Describing the growth of the resolvent and the behavior of powers of operators and also the relation between them are classical problems in spectral theory of linear operators.

One of the most known results discussed the behavior of function $\varphi _{B}\left ( z \right )$ was obtained by H.-O. Kreiss in [2]. There were shown at the finite-dimentional space that if the spectrum is belongs to the unit disc and the resolvent for $\left | \lambda \right |> 1$ holds

$\left \| \left ( B-\lambda I \right )^{-1} \right \|\leq \frac{C}{\left | \lambda \right |-1}$,

then the operator is power-bounded i.e.

$\sup_{n\geq 0}\left \| B^{n} \right \|=C< \infty $

and this proposition is not true at the infinite-dimentional space.

In this paper we considered more rapidly growth for the resolvent which we called generalized Kriess $\left ( \gamma ,\rho \right )$ -condition such that

$\left \| \left ( B-\lambda I \right )^{-1} \right \|\leq C\exp\frac{\rho }{\left ( \left | \lambda \right | -1\right )\gamma }$,

where $C$ is constant and $\gamma ,\rho $ are the order and type of the growth of the resolvent, respectively .
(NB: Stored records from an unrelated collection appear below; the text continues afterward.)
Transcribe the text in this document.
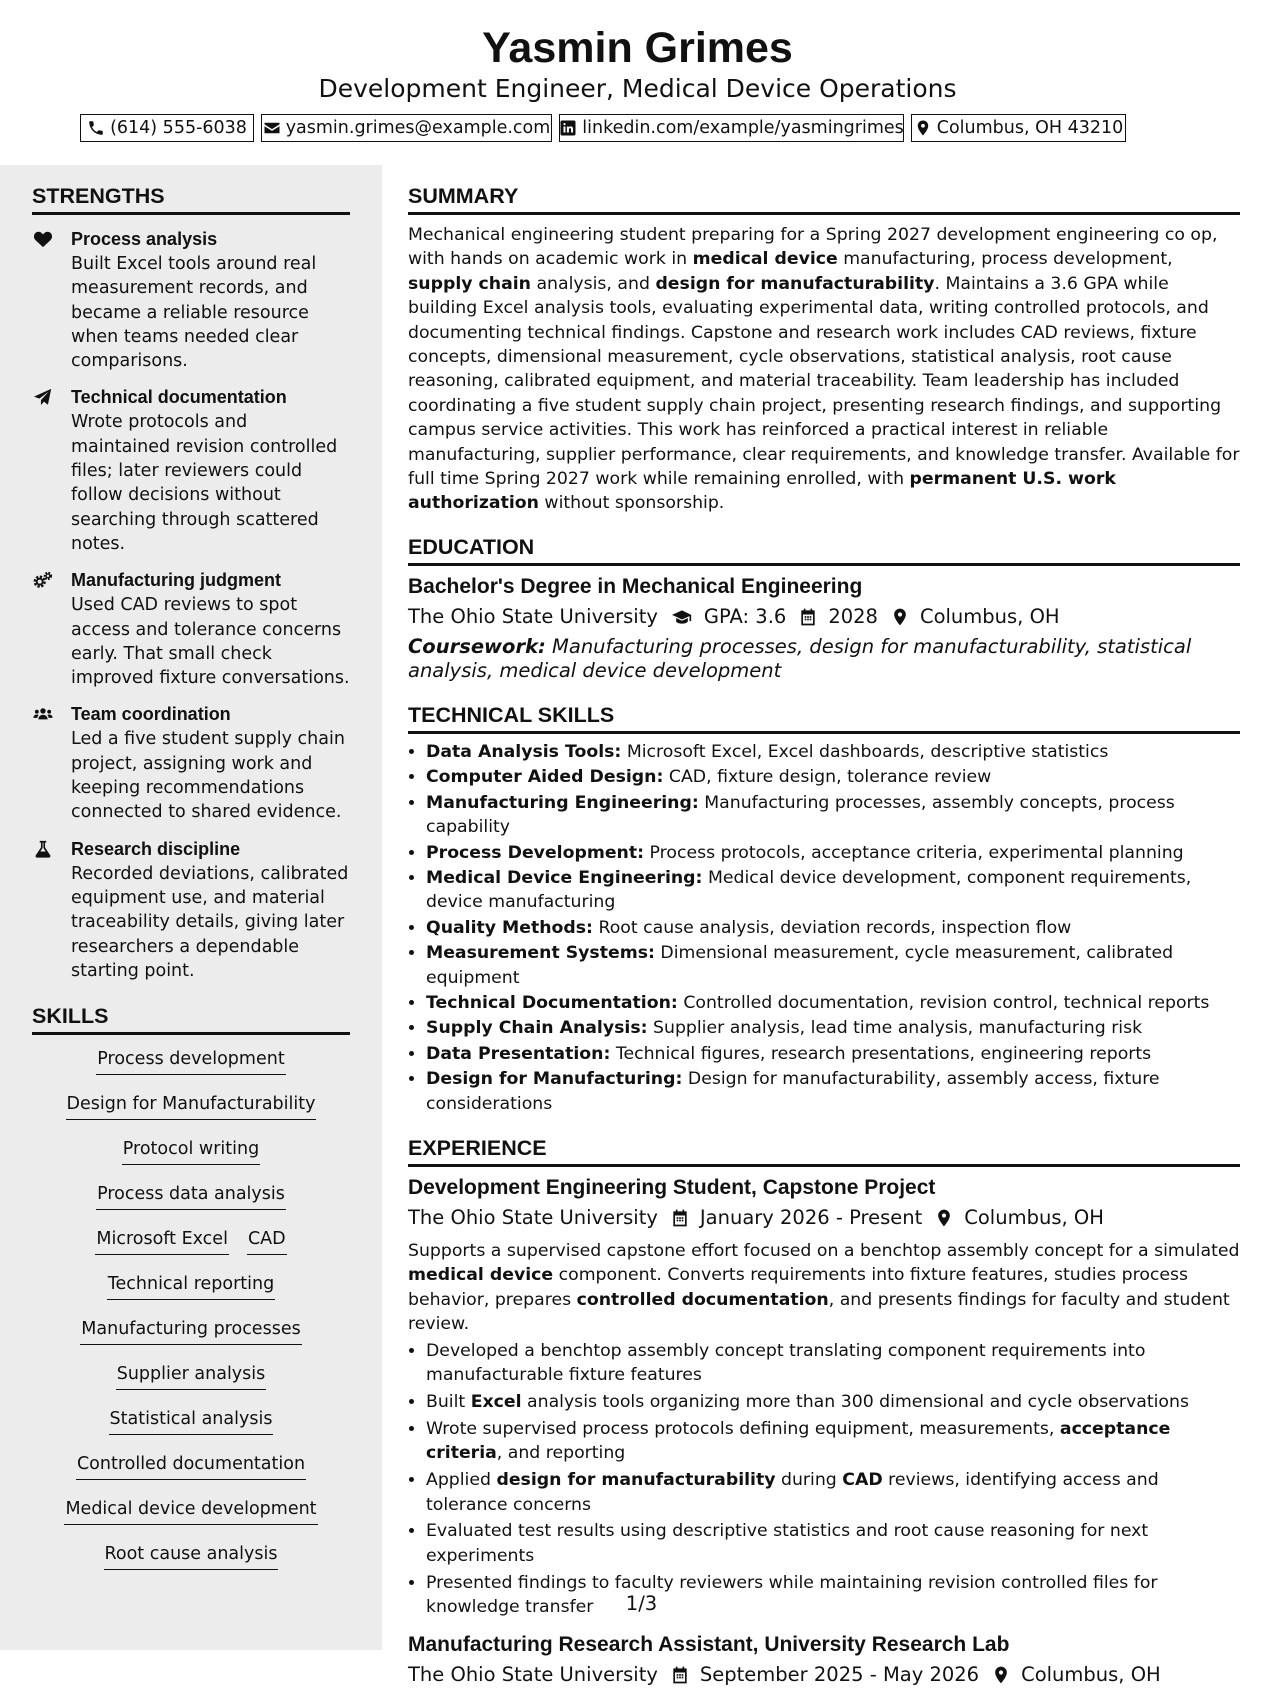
Yasmin Grimes
Development Engineer, Medical Device Operations
(614) 555-6038 yasmin.grimes@example.com linkedin.com/example/yasmingrimes Columbus, OH 43210
STRENGTHS
Process analysis
Built Excel tools around real measurement records, and became a reliable resource when teams needed clear comparisons.
Technical documentation
Wrote protocols and maintained revision controlled files; later reviewers could follow decisions without searching through scattered notes.
Manufacturing judgment
Used CAD reviews to spot access and tolerance concerns early. That small check improved fixture conversations.
Team coordination
Led a five student supply chain project, assigning work and keeping recommendations connected to shared evidence.
Research discipline
Recorded deviations, calibrated equipment use, and material traceability details, giving later researchers a dependable starting point.
SKILLS
Process development
Design for Manufacturability
Protocol writing
Process data analysis
Microsoft Excel CAD
Technical reporting
Manufacturing processes
Supplier analysis
Statistical analysis
Controlled documentation
Medical device development
Root cause analysis
SUMMARY

Mechanical engineering student preparing for a Spring 2027 development engineering co op, with hands on academic work in medical device manufacturing, process development, supply chain analysis, and design for manufacturability. Maintains a 3.6 GPA while building Excel analysis tools, evaluating experimental data, writing controlled protocols, and documenting technical findings. Capstone and research work includes CAD reviews, fixture concepts, dimensional measurement, cycle observations, statistical analysis, root cause reasoning, calibrated equipment, and material traceability. Team leadership has included coordinating a five student supply chain project, presenting research findings, and supporting campus service activities. This work has reinforced a practical interest in reliable manufacturing, supplier performance, clear requirements, and knowledge transfer. Available for full time Spring 2027 work while remaining enrolled, with permanent U.S. work authorization without sponsorship.

EDUCATION
Bachelor's Degree in Mechanical Engineering
The Ohio State University GPA: 3.6 2028 Columbus, OH
Coursework: Manufacturing processes, design for manufacturability, statistical analysis, medical device development
TECHNICAL SKILLS
• Data Analysis Tools: Microsoft Excel, Excel dashboards, descriptive statistics
• Computer Aided Design: CAD, fixture design, tolerance review
• Manufacturing Engineering: Manufacturing processes, assembly concepts, process capability
• Process Development: Process protocols, acceptance criteria, experimental planning
• Medical Device Engineering: Medical device development, component requirements, device manufacturing
• Quality Methods: Root cause analysis, deviation records, inspection flow
• Measurement Systems: Dimensional measurement, cycle measurement, calibrated equipment
• Technical Documentation: Controlled documentation, revision control, technical reports
• Supply Chain Analysis: Supplier analysis, lead time analysis, manufacturing risk
• Data Presentation: Technical figures, research presentations, engineering reports
• Design for Manufacturing: Design for manufacturability, assembly access, fixture considerations
EXPERIENCE
Development Engineering Student, Capstone Project
The Ohio State University January 2026 - Present Columbus, OH

Supports a supervised capstone effort focused on a benchtop assembly concept for a simulated medical device component. Converts requirements into fixture features, studies process behavior, prepares controlled documentation, and presents findings for faculty and student review.

• Developed a benchtop assembly concept translating component requirements into manufacturable fixture features
• Built Excel analysis tools organizing more than 300 dimensional and cycle observations
• Wrote supervised process protocols defining equipment, measurements, acceptance criteria, and reporting
• Applied design for manufacturability during CAD reviews, identifying access and tolerance concerns
• Evaluated test results using descriptive statistics and root cause reasoning for next experiments
• Presented findings to faculty reviewers while maintaining revision controlled files for knowledge transfer
Manufacturing Research Assistant, University Research Lab
The Ohio State University September 2025 - May 2026 Columbus, OH
1/3
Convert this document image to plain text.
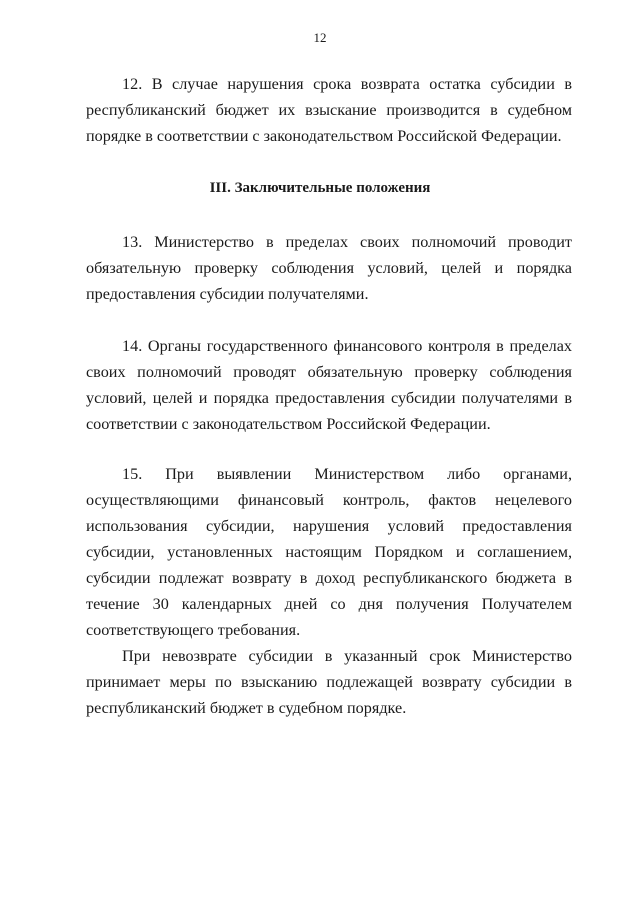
12

12. В случае нарушения срока возврата остатка субсидии в республиканский бюджет их взыскание производится в судебном порядке в соответствии с законодательством Российской Федерации.

III. Заключительные положения

13. Министерство в пределах своих полномочий проводит обязательную проверку соблюдения условий, целей и порядка предоставления субсидии получателями.

14. Органы государственного финансового контроля в пределах своих полномочий проводят обязательную проверку соблюдения условий, целей и порядка предоставления субсидии получателями в соответствии с законодательством Российской Федерации.

15. При выявлении Министерством либо органами, осуществляющими финансовый контроль, фактов нецелевого использования субсидии, нарушения условий предоставления субсидии, установленных настоящим Порядком и соглашением, субсидии подлежат возврату в доход республиканского бюджета в течение 30 календарных дней со дня получения Получателем соответствующего требования.

При невозврате субсидии в указанный срок Министерство принимает меры по взысканию подлежащей возврату субсидии в республиканский бюджет в судебном порядке.
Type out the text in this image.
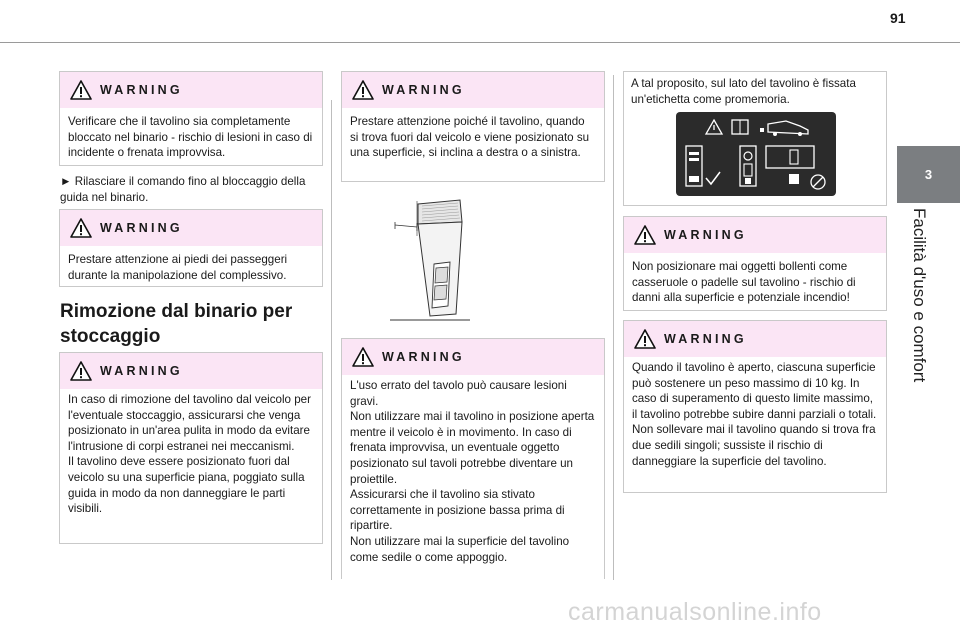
91
3
Facilità d'uso e comfort
WARNING
Verificare che il tavolino sia completamente bloccato nel binario - rischio di lesioni in caso di incidente o frenata improvvisa.
► Rilasciare il comando fino al bloccaggio della guida nel binario.
WARNING
Prestare attenzione ai piedi dei passeggeri durante la manipolazione del complessivo.
Rimozione dal binario per stoccaggio
WARNING
In caso di rimozione del tavolino dal veicolo per l'eventuale stoccaggio, assicurarsi che venga posizionato in un'area pulita in modo da evitare l'intrusione di corpi estranei nei meccanismi.
Il tavolino deve essere posizionato fuori dal veicolo su una superficie piana, poggiato sulla guida in modo da non danneggiare le parti visibili.
WARNING
Prestare attenzione poiché il tavolino, quando si trova fuori dal veicolo e viene posizionato su una superficie, si inclina a destra o a sinistra.
WARNING
L'uso errato del tavolo può causare lesioni gravi.
Non utilizzare mai il tavolino in posizione aperta mentre il veicolo è in movimento. In caso di frenata improvvisa, un eventuale oggetto posizionato sul tavoli potrebbe diventare un proiettile.
Assicurarsi che il tavolino sia stivato correttamente in posizione bassa prima di ripartire.
Non utilizzare mai la superficie del tavolino come sedile o come appoggio.
A tal proposito, sul lato del tavolino è fissata un'etichetta come promemoria.
WARNING
Non posizionare mai oggetti bollenti come casseruole o padelle sul tavolino - rischio di danni alla superficie e potenziale incendio!
WARNING
Quando il tavolino è aperto, ciascuna superficie può sostenere un peso massimo di 10 kg. In caso di superamento di questo limite massimo, il tavolino potrebbe subire danni parziali o totali.
Non sollevare mai il tavolino quando si trova fra due sedili singoli; sussiste il rischio di danneggiare la superficie del tavolino.
carmanualsonline.info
For an arbitrary operator $B$ the relation between the mentioned above condition and the behavior of power of operator is obtained. As an example, for the discrete weighted shift operators the relation between the behavior of coefficient and the fulfilment of generalized Kriess $\left ( \gamma ,\rho \right )$ -condition is given.

**Keywords:** resolvent, Kriess resolvent condition, power-bounded operator, analytical function on the disc, discrete weighed shift operators.